What the agent observes, diagnoses, and remediates in each operating mode
Each mode unlocks more steps in this pipeline. off only writes a heartbeat. observe adds monitoring and light fixes. diagnose adds AI analysis. auto enables the full closed loop.
Heartbeat only. The agent stays alive but does nothing else. Telegram commands are still processed so you can switch modes remotely.

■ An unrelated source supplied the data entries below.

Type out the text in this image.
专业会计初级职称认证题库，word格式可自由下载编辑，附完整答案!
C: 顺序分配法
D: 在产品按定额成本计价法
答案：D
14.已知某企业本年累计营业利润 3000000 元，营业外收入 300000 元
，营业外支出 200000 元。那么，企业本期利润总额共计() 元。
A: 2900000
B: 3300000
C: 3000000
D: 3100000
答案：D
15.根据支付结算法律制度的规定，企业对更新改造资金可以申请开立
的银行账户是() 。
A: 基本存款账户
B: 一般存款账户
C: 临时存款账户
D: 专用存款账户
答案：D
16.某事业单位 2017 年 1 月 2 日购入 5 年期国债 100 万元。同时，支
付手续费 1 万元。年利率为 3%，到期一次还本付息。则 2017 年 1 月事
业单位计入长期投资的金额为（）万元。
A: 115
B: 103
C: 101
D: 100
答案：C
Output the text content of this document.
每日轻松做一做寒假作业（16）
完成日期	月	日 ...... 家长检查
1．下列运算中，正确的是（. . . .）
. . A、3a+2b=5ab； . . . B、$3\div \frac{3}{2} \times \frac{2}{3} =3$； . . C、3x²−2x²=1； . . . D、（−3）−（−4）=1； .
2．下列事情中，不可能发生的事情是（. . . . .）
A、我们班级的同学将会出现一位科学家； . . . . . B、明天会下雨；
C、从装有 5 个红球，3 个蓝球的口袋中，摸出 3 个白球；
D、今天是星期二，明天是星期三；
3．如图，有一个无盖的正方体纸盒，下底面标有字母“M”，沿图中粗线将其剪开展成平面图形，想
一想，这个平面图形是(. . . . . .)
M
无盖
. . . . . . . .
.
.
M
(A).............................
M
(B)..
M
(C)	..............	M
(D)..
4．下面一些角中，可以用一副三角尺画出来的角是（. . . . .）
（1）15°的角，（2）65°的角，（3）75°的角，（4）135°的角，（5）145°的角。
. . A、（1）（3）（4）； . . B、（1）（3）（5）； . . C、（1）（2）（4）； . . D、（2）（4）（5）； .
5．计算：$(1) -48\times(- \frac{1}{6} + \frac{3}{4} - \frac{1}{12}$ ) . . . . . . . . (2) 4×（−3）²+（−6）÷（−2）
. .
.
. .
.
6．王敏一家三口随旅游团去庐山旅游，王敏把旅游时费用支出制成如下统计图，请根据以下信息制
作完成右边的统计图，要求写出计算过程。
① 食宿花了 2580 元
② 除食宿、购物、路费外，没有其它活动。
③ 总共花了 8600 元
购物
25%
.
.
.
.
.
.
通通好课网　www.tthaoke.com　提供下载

/sre commands mode switchingFull monitoring with Telegram alerts and safe, pre-scripted remediations. No AI calls. This is the default mode.
Everything in observe, plus AI-powered root cause analysis when multiple alerts fire together. Uses Claude Haiku with a monthly budget cap.
Full closed loop. Everything in diagnose, plus aggressive remediations that involve restarting healthy-but-heavy containers to free resources.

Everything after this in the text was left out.